La «apocalisse della modernità», come l'ha definita lo storico Emilio Gentile, era iniziata. Aveva fatto la sua comparsa nella storia la guerra totale: per il numero di uomini e mezzi impiegati, per la quantità di risorse naturali necessarie a sfamare gli eserciti, per il coinvolgimento di tutti gli apparati dello Stato e della società, per l’impegno finanziario, per il ruolo degli intellettuali, per il peso della propaganda.

Una manciata di settimane era stata sufficiente ad annullare negli stati maggiori e nelle cancellerie delle nazioni belligeranti l'idea della guerra lampo. Avevano mandato all’assalto le divisioni convinti di riportarle a casa per Natale. Ma le cose erano andate diversamente.



Attacchi e contrattacchi, condotti da eserciti praticamente equivalenti per quantità e armamento, produssero una situazione di stallo. Così, quando sta per concludersi il 1914, sulle terre comprese tra le Alpi e il mare del Nord la guerra di movimento si è mutata in guerra di trincea.



Proprio la trincea diventerà il simbolo del primo conflitto mondiale. Vi sarebbero vissuti e morti, non solo per il fuoco nemico, milioni di soldati nei 51 mesi di ostilità. Come fiumi senza fine, le trincee degli uni e degli altri si stendevano lungo il fronte attraversando boschi e campi, scavalcando colline e sprofondando nei fossati. Racconti, epistolari e letteratura ci hanno trasmesso descrizioni che ricordano i gironi infernali, veri antri di disperazione e disumanizzazione.



In alcuni casi, distavano le une dalle altre una manciata di metri. Tedeschi e francesi come italiani e austroungarici vivevano e morivano dentro questi serpenti scavati nella terra stando così vicini gli uni agli altri da poter ascoltarne le voci. Ed in qualche caso parlarsi.



Avvicinandosi il Natale papa Benedetto XV avviò una delicata azione diplomatica per convincere i governi a far tacere le armi almeno il giorno della nascita del Signore. La proposta del cessate il fuoco, accettata dalla Germania ma respinta da Francia e Russia, non fu accolta. Non era stato possibile, riconobbe Benedetto XV il 24 dicembre del '14, «schiudere, in mezzo a queste tenebre di bellica morte, almeno un raggio, un solo raggio del divin sole della pace».

Ma il 25 dicembre i fucili non spararono. E i nemici uscirono dalle trincee per festeggiare insieme il Natale dividendosi tabacco, alcol, biscotti e per cantare le canzoni della festa. Accadde in molte zone del fronte occidentale.



Spontaneamente. C'è chi ricorda che vennero disputate una mezza dozzina di partite di calcio e la più famosa tra queste, tra sassoni e britannici, terminò con la vittoria dei primi per 3-2. Protagonisti furono i fanti ma i graduati lasciarono fare.

Diverso l'atteggiamento degli alti comandi che, dopo la sorpresa del Natale del '14, impedirono ogni tipo di fraternizzazione.

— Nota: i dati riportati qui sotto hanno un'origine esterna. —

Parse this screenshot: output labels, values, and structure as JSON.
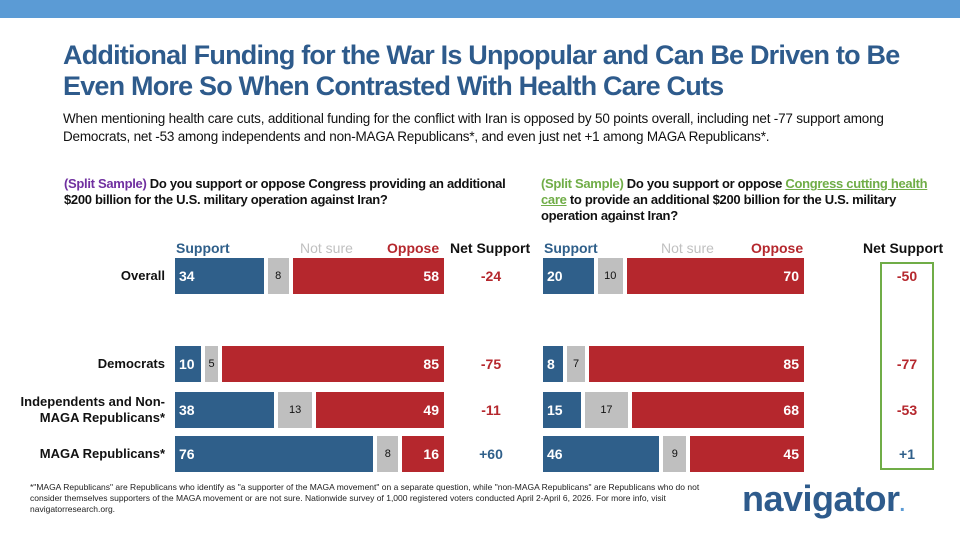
{
  "header": {
    "title": "Additional Funding for the War Is Unpopular and Can Be Driven to Be Even More So When Contrasted With Health Care Cuts",
    "subtitle": "When mentioning health care cuts, additional funding for the conflict with Iran is opposed by 50 points overall, including net -77 support among Democrats, net -53 among independents and non-MAGA Republicans*, and even just net +1 among MAGA Republicans*."
  },
  "colors": {
    "support": "#2f5f8a",
    "not_sure": "#bfbfbf",
    "oppose": "#b5272d",
    "highlight": "#70ad47",
    "split_left": "#7030a0"
  },
  "chart_data": [
    {
      "type": "bar",
      "stacked": true,
      "orientation": "horizontal",
      "question_tag": "(Split Sample)",
      "question": "Do you support or oppose Congress providing an additional $200 billion for the U.S. military operation against Iran?",
      "legend": [
        "Support",
        "Not sure",
        "Oppose"
      ],
      "net_header": "Net Support",
      "categories": [
        "Overall",
        "Democrats",
        "Independents and Non-MAGA Republicans*",
        "MAGA Republicans*"
      ],
      "series": [
        {
          "name": "Support",
          "values": [
            34,
            10,
            38,
            76
          ]
        },
        {
          "name": "Not sure",
          "values": [
            8,
            5,
            13,
            8
          ]
        },
        {
          "name": "Oppose",
          "values": [
            58,
            85,
            49,
            16
          ]
        }
      ],
      "net": [
        "-24",
        "-75",
        "-11",
        "+60"
      ]
    },
    {
      "type": "bar",
      "stacked": true,
      "orientation": "horizontal",
      "question_tag": "(Split Sample)",
      "question_pre": "Do you support or oppose ",
      "question_highlight": "Congress cutting health care",
      "question_post": " to provide an additional $200 billion for the U.S. military operation against Iran?",
      "legend": [
        "Support",
        "Not sure",
        "Oppose"
      ],
      "net_header": "Net Support",
      "series": [
        {
          "name": "Support",
          "values": [
            20,
            8,
            15,
            46
          ]
        },
        {
          "name": "Not sure",
          "values": [
            10,
            7,
            17,
            9
          ]
        },
        {
          "name": "Oppose",
          "values": [
            70,
            85,
            68,
            45
          ]
        }
      ],
      "net": [
        "-50",
        "-77",
        "-53",
        "+1"
      ]
    }
  ],
  "footnote": "*\"MAGA Republicans\" are Republicans who identify as \"a supporter of the MAGA movement\" on a separate question, while \"non-MAGA Republicans\" are Republicans who do not consider themselves supporters of the MAGA movement or are not sure. Nationwide survey of 1,000 registered voters conducted April 2-April 6, 2026. For more info, visit navigatorresearch.org.",
  "logo": {
    "text": "navigator",
    "dot": "."
  }
}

La regola della guerra non prevedeva di restituire all’avversario un volto, un sorriso, una parola e tantomeno poteva accettare che in alcuni giorni, come il Natale, l'odio tacesse. Venne proibita qualsiasi manifestazione non ostile con divieti, controlli e severe punizioni.



Anche se sono comunque sopravvissuti, in mezzo alla barbarie della guerra, tantissimi episodi minimi. Come quello messo in scena da Ermanno Olmi nel suo "Torneranno i prati": il fante napoletano che canta per i compagni "Tu ca non chiagne" e la sua voce commuove anche i soldati austriaci che smettono di sparare per ascoltarlo.



Fatti come quelli del Natale '14 non si ripeterono più. La macchina che macinava migliaia di vittime dell'una e dell'altra parte ogni giorno, che gonfiava le trincee di corpi e di fango spesso non più distinguibili gli uni dall'altro, che imponeva l'abbrutimento per rendere sopportabile l'attesa della morte non poteva consentire nemmeno un "raggio" di umanità.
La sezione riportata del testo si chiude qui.